O adicional de periculosidade corresponde a 30% sobre o salário-base do trabalhador, sem incluir gratificações, prêmios ou participação nos lucros. Para um salário de R$ 3.000,00, o adicional é de R$ 900,00 por mês. Esse valor reflete em horas extras, DSR, 13º salário, férias e FGTS, aumentando o impacto total na folha de pagamento.

Motoboys e entregadores têm direito ao adicional de periculosidade em 2026?

Sim. Com a vigência do Anexo V da NR-16 desde 3 de abril de 2026 (Portaria MTE nº 2.021/2025), motoboys, entregadores, mototaxistas e demais profissionais que utilizam motocicleta como ferramenta de trabalho em vias públicas, de forma habitual, têm direito ao adicional de 30%. O TST, em 2026, fixou entendimento de que a habitualidade do uso já basta para configurar o direito.

Posso receber adicional de insalubridade e periculosidade ao mesmo tempo?

Não. A CLT veda expressamente a cumulação. O trabalhador exposto a ambas as situações deve optar pelo adicional mais vantajoso financeiramente. Na maioria dos casos, com salário acima do mínimo, a periculosidade (30% do salário-base) é mais vantajosa que a insalubridade (calculada sobre o salário mínimo). O laudo técnico deve identificar todas as exposições e apoiar a decisão.

Quem pode elaborar o laudo de periculosidade?

Apenas Engenheiro de Segurança do Trabalho ou Médico do Trabalho devidamente habilitados, conforme o artigo 195 da CLT. Técnicos de segurança do trabalho não podem elaborar nem assinar o laudo. Documentos assinados por profissionais não habilitados são considerados nulos. A consultoria deve emitir ART (Anotação de Responsabilidade Técnica) junto ao CREA para cada laudo.

Qual o prazo de validade do laudo de periculosidade?

A NR-16 não estabelece prazo fixo de validade. O laudo deve ser atualizado sempre que houver mudanças significativas nas condições de trabalho, novos processos, alteração de funções, aquisição de equipamentos ou após acidentes. Os laudos devem ser mantidos por 20 anos. Recomenda-se revisão técnica anual ou bienal, em conjunto com a atualização do PGR.

Frentista de posto de combustível tem direito ao adicional?

Sim. A Súmula 39 do TST consolidou o entendimento de que frentistas e demais trabalhadores que atuam em área de risco de postos de combustíveis têm direito ao adicional de periculosidade de 30%. Isso inclui frentistas, lavadores e gerentes que circulam pela área de risco. O laudo técnico deve documentar a exposição.

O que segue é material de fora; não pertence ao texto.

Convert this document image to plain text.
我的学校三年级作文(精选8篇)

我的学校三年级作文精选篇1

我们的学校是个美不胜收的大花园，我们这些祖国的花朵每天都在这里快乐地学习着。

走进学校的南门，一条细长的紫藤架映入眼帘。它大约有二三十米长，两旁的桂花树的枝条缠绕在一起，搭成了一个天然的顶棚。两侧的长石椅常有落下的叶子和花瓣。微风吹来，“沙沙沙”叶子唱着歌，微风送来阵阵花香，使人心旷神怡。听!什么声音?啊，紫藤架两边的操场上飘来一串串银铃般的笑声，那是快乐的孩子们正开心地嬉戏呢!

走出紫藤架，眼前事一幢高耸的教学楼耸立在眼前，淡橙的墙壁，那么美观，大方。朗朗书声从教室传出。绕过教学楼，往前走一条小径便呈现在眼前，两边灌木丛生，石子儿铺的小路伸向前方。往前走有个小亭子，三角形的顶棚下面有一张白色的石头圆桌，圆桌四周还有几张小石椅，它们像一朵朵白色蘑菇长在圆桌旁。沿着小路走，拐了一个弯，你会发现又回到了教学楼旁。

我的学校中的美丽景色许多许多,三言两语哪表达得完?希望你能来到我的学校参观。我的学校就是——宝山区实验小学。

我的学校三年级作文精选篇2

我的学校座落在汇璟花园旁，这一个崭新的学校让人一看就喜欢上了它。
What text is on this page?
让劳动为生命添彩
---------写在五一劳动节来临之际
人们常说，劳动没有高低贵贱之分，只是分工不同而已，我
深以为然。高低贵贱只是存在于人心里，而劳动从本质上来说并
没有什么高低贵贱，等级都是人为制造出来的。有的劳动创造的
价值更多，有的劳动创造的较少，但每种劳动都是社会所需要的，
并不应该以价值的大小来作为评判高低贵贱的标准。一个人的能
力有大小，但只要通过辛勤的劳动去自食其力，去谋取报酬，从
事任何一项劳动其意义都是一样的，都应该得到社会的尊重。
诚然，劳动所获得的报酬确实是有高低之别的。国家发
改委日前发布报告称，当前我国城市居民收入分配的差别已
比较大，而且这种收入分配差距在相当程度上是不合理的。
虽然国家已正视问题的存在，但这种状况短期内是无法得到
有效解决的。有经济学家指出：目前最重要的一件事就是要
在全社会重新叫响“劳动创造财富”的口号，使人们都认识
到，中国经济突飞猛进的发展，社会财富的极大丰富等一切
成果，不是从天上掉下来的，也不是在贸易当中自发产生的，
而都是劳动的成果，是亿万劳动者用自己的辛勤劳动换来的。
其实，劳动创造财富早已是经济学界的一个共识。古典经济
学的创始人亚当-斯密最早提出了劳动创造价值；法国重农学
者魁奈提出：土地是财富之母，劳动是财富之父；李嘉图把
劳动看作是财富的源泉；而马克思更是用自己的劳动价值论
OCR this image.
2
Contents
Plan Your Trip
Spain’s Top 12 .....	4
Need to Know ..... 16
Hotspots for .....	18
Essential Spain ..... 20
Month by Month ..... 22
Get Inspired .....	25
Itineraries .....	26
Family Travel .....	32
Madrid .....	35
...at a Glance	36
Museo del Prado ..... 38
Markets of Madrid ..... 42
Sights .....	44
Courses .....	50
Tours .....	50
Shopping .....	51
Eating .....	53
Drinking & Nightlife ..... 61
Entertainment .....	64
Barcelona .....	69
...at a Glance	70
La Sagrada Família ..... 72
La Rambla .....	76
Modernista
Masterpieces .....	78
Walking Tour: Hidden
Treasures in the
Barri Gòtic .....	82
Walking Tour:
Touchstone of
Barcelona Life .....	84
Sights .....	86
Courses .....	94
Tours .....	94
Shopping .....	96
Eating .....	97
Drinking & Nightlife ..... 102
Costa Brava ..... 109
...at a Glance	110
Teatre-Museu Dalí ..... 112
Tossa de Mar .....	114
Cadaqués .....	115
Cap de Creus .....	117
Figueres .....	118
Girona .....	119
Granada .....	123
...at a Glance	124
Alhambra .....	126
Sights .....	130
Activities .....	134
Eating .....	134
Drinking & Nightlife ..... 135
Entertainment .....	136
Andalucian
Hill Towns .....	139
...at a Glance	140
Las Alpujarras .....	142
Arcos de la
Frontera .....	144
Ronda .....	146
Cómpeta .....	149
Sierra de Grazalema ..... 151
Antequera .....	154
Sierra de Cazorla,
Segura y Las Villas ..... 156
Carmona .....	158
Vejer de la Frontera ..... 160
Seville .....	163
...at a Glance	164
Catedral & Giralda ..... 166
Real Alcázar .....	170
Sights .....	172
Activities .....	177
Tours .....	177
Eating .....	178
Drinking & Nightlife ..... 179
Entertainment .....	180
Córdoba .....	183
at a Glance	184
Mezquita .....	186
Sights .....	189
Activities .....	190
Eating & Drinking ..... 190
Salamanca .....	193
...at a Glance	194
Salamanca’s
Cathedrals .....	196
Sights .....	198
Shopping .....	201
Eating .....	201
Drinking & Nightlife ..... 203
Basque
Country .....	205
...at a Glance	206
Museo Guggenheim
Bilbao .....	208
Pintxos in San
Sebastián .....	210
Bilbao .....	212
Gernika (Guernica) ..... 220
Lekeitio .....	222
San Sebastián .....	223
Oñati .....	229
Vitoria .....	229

É possível eliminar a periculosidade e parar de pagar o adicional?

Sim, em alguns casos. Se a empresa adota medidas que eliminam a exposição ao risco — como segregação total da área perigosa, automação completa de processos, eliminação do agente perigoso — a periculosidade pode ser descaracterizada mediante novo laudo técnico. Eliminada a condição, cessa o pagamento do adicional. Mas a empresa deve manter o laudo de descaracterização como prova documental.

Quanto custa um laudo de periculosidade em São Paulo?

O valor varia conforme o porte da empresa, o número de funções e setores avaliados, a complexidade das atividades e a localização. Em qualquer cenário, o investimento no laudo é significativamente menor que o passivo trabalhista de não tê-lo — que pode ultrapassar milhões em ações coletivas. A Connapa oferece diagnóstico gratuito e orçamento personalizado para a realidade de cada empresa.

Vigilante desarmado tem direito ao adicional de periculosidade?

Depende da exposição real ao risco de violência. A jurisprudência do TST tem evoluído no sentido de reconhecer o direito quando o laudo técnico caracteriza a exposição a roubo ou violência física, mesmo para vigilantes desarmados em determinadas situações. É essencial que o laudo avalie cada posto de trabalho individualmente, considerando o risco específico do local atendido.